Hard soap is out and bodywash is in when it comes to greywater in the garden. A report about the impact of bathroom products on soil shows why.

Greywater use has become so widespread in many parts of Australia that it is now more a case of who isn’t using greywater to keep their gardens alive. This is great news for water conservation efforts. Greywater use is not an exact science, though, and successful greywater irrigation depends on a number of factors including soil type, plant type and ultimately which chemicals and elements make up your greywater.

Typically, laundry and bathroom water are the most common and safest waste waters to use depending on which products you are using. Thanks to Robert Patterson of Lanfax Laboratories (www.lanfaxlabs.com.au) and his independent study of laundry detergents we have a better idea of which laundry products are safe for greywater irrigation (see report in ReNew 98).
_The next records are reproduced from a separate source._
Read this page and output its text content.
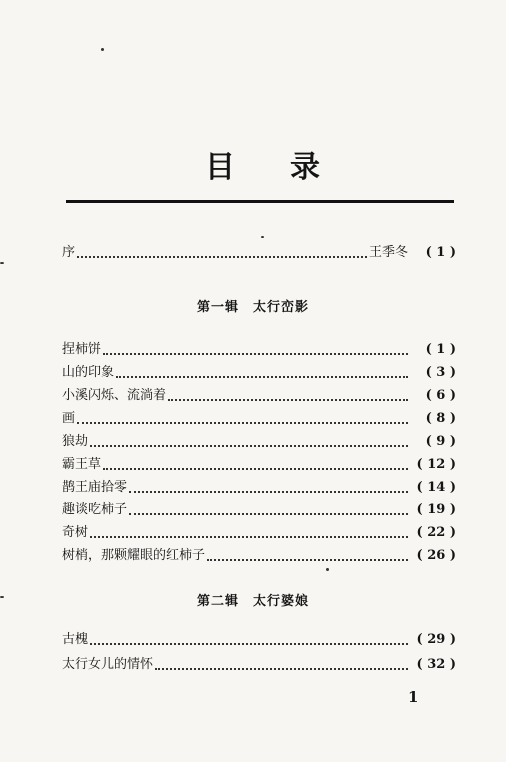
目 录
序	王季冬	( 1 )
第一辑　太行峦影
捏柿饼	( 1 )
山的印象	( 3 )
小溪闪烁、流淌着	( 6 )
画	( 8 )
狼劫	( 9 )
霸王草	( 12 )
鹊王庙拾零	( 14 )
趣谈吃柿子	( 19 )
奇树	( 22 )
树梢，那颗耀眼的红柿子	( 26 )
第二辑　太行婆娘
古槐	( 29 )
太行女儿的情怀	( 32 )
1
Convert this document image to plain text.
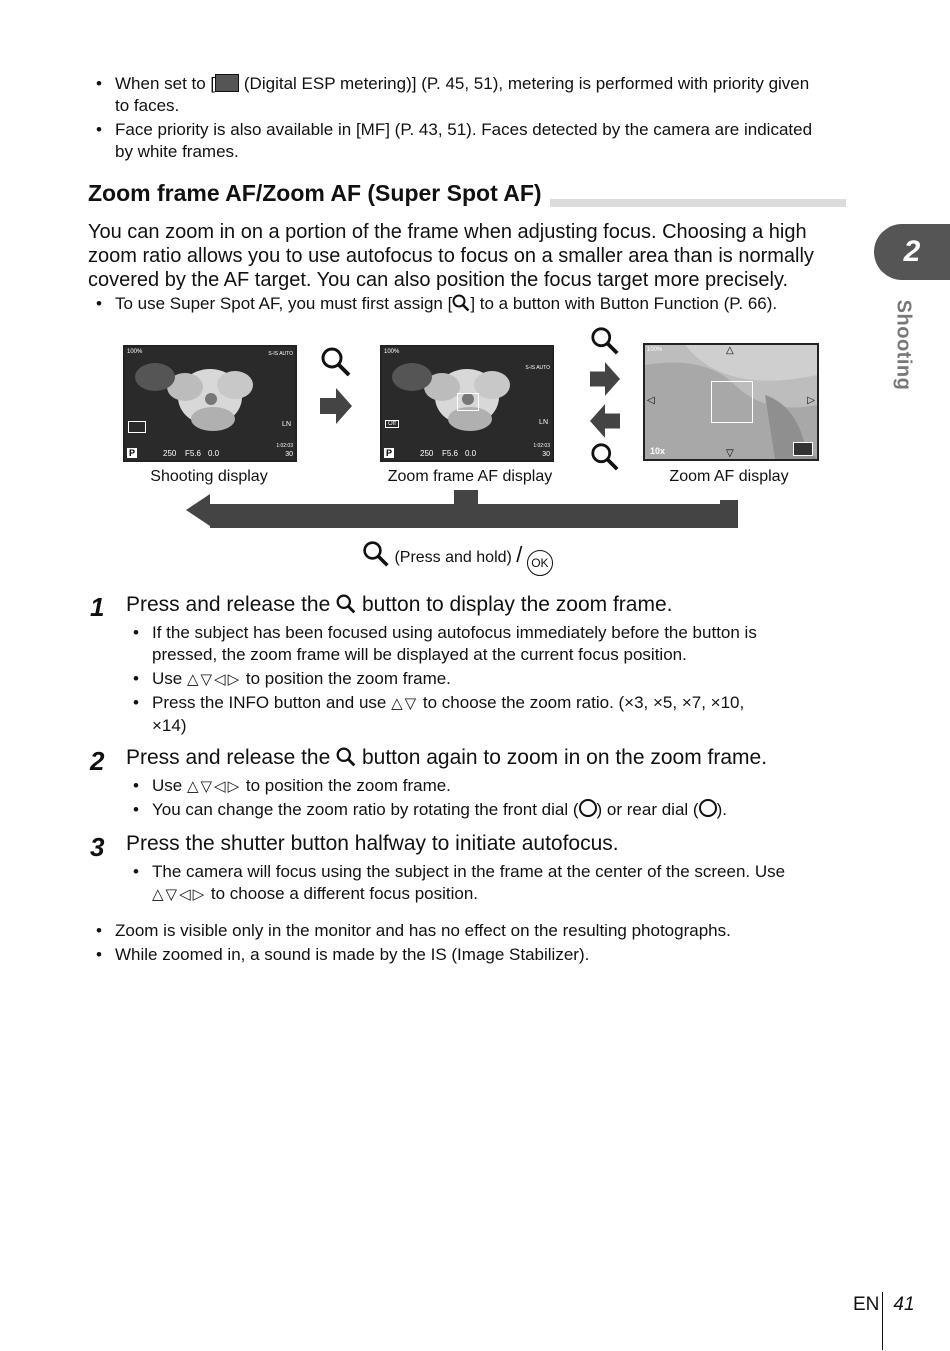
• When set to [ (Digital ESP metering)] (P. 45, 51), metering is performed with priority given
to faces.
• Face priority is also available in [MF] (P. 43, 51). Faces detected by the camera are indicated
by white frames.
Zoom frame AF/Zoom AF (Super Spot AF)
You can zoom in on a portion of the frame when adjusting focus. Choosing a high
zoom ratio allows you to use autofocus to focus on a smaller area than is normally
covered by the AF target. You can also position the focus target more precisely.
• To use Super Spot AF, you must first assign [ ] to a button with Button Function (P. 66).
100%	S-IS AUTO
LN
P	250 F5.6 0.0
1:02:03
30
100%
S-IS AUTO
LN
Off
P	250 F5.6 0.0
1:02:03
30
100%	△
▽
◁	▷
10x
Shooting display	Zoom frame AF display	Zoom AF display
(Press and hold) / OK
1 Press and release the button to display the zoom frame.
• If the subject has been focused using autofocus immediately before the button is
pressed, the zoom frame will be displayed at the current focus position.
• Use △▽◁▷ to position the zoom frame.
• Press the INFO button and use △▽ to choose the zoom ratio. (×3, ×5, ×7, ×10,
×14)
2 Press and release the button again to zoom in on the zoom frame.
• Use △▽◁▷ to position the zoom frame.
• You can change the zoom ratio by rotating the front dial ( ) or rear dial ( ).
3 Press the shutter button halfway to initiate autofocus.
• The camera will focus using the subject in the frame at the center of the screen. Use
△▽◁▷ to choose a different focus position.
• Zoom is visible only in the monitor and has no effect on the resulting photographs.
• While zoomed in, a sound is made by the IS (Image Stabilizer).
2
Shooting
EN 41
This data has been a valuable resource over the years for people using laundry water to irrigate their gardens, yet there has been a need for similar studies for bathroom products.

With this in mind, the Alternative Technology Association, in conjunction with Associate Professor Barry Meehan and RMIT University’s Environmental Science Department, set about filling this information gap. The plan was to analyse typical ingredients in a number of bathroom products and assess the potential impact on soils.

The Alternative Technology Association (ATA) conducted a member survey last year about the types of bathroom products used in households.

The survey identified the most popular products in four categories: shampoos, conditioners, solid soaps and bodywashes. Within these categories a further distinction was made according to whether the product was mainstream, generic or ‘eco friendly’.

All of the 44 products tested in this study were brands identified by ATA members who were watering their gardens with bathroom greywater. Product samples used in this study were provided by the ATA.